The terms require Elliott to refrain from agitating against the board and management until after next year’s annual meeting. There are also “certain mutual non-disparagement undertakings”. Since the shareholders aren’t allowed to see this novel document, they’ll have to guess as to its contents. Alliance, presumably, is not allowed to refer to Elliott’s taste for seizing Argentinian naval ships in disputes over debt. And the hedge fund, let’s guess, can’t shout about the unfairness of Garrett-Cox regularly collecting £1m-plus a year despite Alliance’s middling investment performance.

Next May, battle is allowed to resume. In effect, the 127-year-old investment trust has given itself 12 months to demonstrate that it deserves to exist in current form. If not, the debate about outsourcing fund management to save costs will return with a bite. So, too, will be the idea of selling two subsidiaries.

Spare a thought for Alliance small shareholders. They thought they were being offered a real vote and a chance to express an opinion on rival analyses. Instead, whether they like it or not, they must live with a settlement negotiated behind the scenes. Elliott’s nominees, they were told by the board, were merely yes men; but Brooke and Macnamara, who never uttered a word publicly to address the criticism, will be welcomed anyway.

At the weekend, Garrett-Cox was quoting Churchill and looking forward to victory. Ho, ho.

Standard Chartered’s smarter approach

Compare and contrast. HSBC made a song and dance last week about its potential move away from London. It announced a formal review of the bank’s domicile, citing everything from the cost of the UK bank levy to the uncertainty created by a possible referendum on EU membership. It also created a stir in Hong Kong where the local financial regulator, possibly under orders from Beijing, said it would adopt a “positive attitude” if HSBC wants to return.

Standard Chartered, by contrast, took a softly-softly approach yesterday. The finance director’s admission that the domicile question is “under review” was the extent of it, even though Standard would seem to have more reasons to leave than HSBC. It does virtually no business in the UK, thus its proportionate hit from the bank levy (about £350m this year) is greater. And its two big shareholders favour a switch to Singapore – vocally, in the case of Aberdeen Asset Management.
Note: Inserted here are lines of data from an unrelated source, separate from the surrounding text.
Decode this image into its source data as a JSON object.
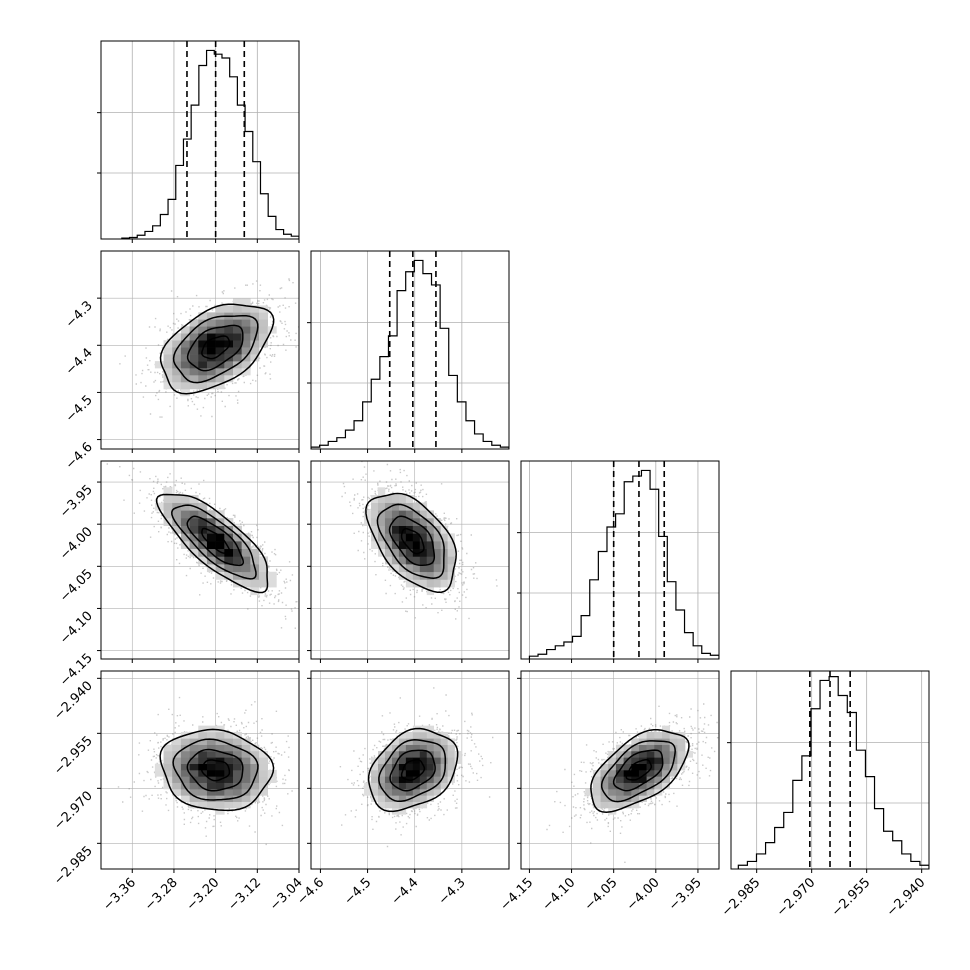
{
  "chart_data": {
    "type": "corner",
    "grid": true,
    "parameters": [
      {
        "range": [
          -3.42,
          -3.04
        ],
        "ticks": [
          -3.36,
          -3.28,
          -3.2,
          -3.12,
          -3.04
        ],
        "tick_labels": [
          "−3.36",
          "−3.28",
          "−3.20",
          "−3.12",
          "−3.04"
        ],
        "quantiles": [
          -3.255,
          -3.2,
          -3.145
        ],
        "hist": [
          0.005,
          0.008,
          0.02,
          0.04,
          0.07,
          0.13,
          0.21,
          0.39,
          0.53,
          0.71,
          0.92,
          1.0,
          0.98,
          0.96,
          0.86,
          0.71,
          0.57,
          0.41,
          0.24,
          0.12,
          0.05,
          0.025,
          0.015
        ],
        "hist_range": [
          -3.38,
          -3.04
        ]
      },
      {
        "range": [
          -4.62,
          -4.2
        ],
        "ticks": [
          -4.6,
          -4.5,
          -4.4,
          -4.3
        ],
        "tick_labels": [
          "−4.6",
          "−4.5",
          "−4.4",
          "−4.3"
        ],
        "quantiles": [
          -4.453,
          -4.404,
          -4.355
        ],
        "hist": [
          0.01,
          0.02,
          0.04,
          0.06,
          0.1,
          0.15,
          0.25,
          0.37,
          0.49,
          0.6,
          0.84,
          0.94,
          1.0,
          0.93,
          0.87,
          0.64,
          0.39,
          0.25,
          0.15,
          0.08,
          0.04,
          0.02,
          0.01
        ],
        "hist_range": [
          -4.62,
          -4.2
        ]
      },
      {
        "range": [
          -4.16,
          -3.925
        ],
        "ticks": [
          -4.15,
          -4.1,
          -4.05,
          -4.0,
          -3.95
        ],
        "tick_labels": [
          "−4.15",
          "−4.10",
          "−4.05",
          "−4.00",
          "−3.95"
        ],
        "quantiles": [
          -4.05,
          -4.02,
          -3.99
        ],
        "hist": [
          0.015,
          0.025,
          0.05,
          0.07,
          0.09,
          0.12,
          0.23,
          0.42,
          0.57,
          0.7,
          0.77,
          0.94,
          0.97,
          1.0,
          0.9,
          0.65,
          0.41,
          0.26,
          0.14,
          0.07,
          0.03,
          0.02
        ],
        "hist_range": [
          -4.15,
          -3.925
        ]
      },
      {
        "range": [
          -2.992,
          -2.938
        ],
        "ticks": [
          -2.985,
          -2.97,
          -2.955,
          -2.94
        ],
        "tick_labels": [
          "−2.985",
          "−2.970",
          "−2.955",
          "−2.940"
        ],
        "quantiles": [
          -2.9705,
          -2.965,
          -2.9595
        ],
        "hist": [
          0.02,
          0.04,
          0.08,
          0.14,
          0.22,
          0.3,
          0.47,
          0.6,
          0.85,
          1.0,
          1.02,
          0.92,
          0.83,
          0.63,
          0.49,
          0.32,
          0.2,
          0.15,
          0.08,
          0.04,
          0.02
        ],
        "hist_range": [
          -2.99,
          -2.938
        ]
      }
    ],
    "correlations": {
      "1,0": 0.45,
      "2,0": -0.78,
      "2,1": -0.5,
      "3,0": -0.1,
      "3,1": 0.3,
      "3,2": 0.55
    },
    "means": [
      -3.2,
      -4.404,
      -4.02,
      -2.965
    ],
    "sigmas": [
      0.053,
      0.047,
      0.029,
      0.0055
    ],
    "contour_levels_sigma": [
      0.5,
      1.0,
      1.5,
      2.0
    ],
    "colors": {
      "line": "#000000",
      "grid": "#b0b0b0",
      "scatter": "#888888"
    }
  }
}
Standard’s quiet approach, designed to play down expectations, is the smarter one. Switching domicile is not easy. Aside from the up-front cost of upheaval, there are tax implications beyond the levy. And would a new regulator demand fatter capital cushions? Would the cost of capital rise?

HSBC, it might be argued, has to inform its shareholders if it is reviewing its domicile. True, but the tone from the top was almost gung-ho. At the end of the process, HSBC may find it has marched its shareholders to the top of the hill only to march them down again. Politicians in Hong Kong and Beijing would not be impressed by the big tease, and their counterparts in London may conclude that it’s safe to tickle the bank levy higher yet.

Keep Whitbread intact after Harrison

It has been a very decent innings for Andy Harrison at Whitbread, owner of Premier Inn and Costa Coffee. The chief executive isn’t departing quite yet, but the company’s five-year performance statistics currently look excellent: earnings per share have increased at 17% per annum.

Harrison’s best decision was to resist the clamour from one corner of the City to split Whitbread in two. The demerger idea was promoted mainly by jobbing investment bankers and analysts, rather than Whitbread’s own shareholders. But Harrison did the right thing by quashing the talk before it could gain momentum.

Budget hotels and coffee shops have little in common but the combination works for Whitbread. The stability of Premier Inn’s cash flows has helped the company take a long-term approach to the task of beating Starbucks in the UK, a job comprehensively achieved. The same thinking should apply now that China is the focus for Costa’s expansion.

Once upon a time, there may have been a “conglomerate discount” at Whitbread, as the City jargon has it, but it has been eliminated by a near-quadrupling of the share price over five years. Harrison’s successor – Costa boss Chris Rogers is the leading internal candidate – should commit to keeping Whitbread intact. There is no need for financial engineers.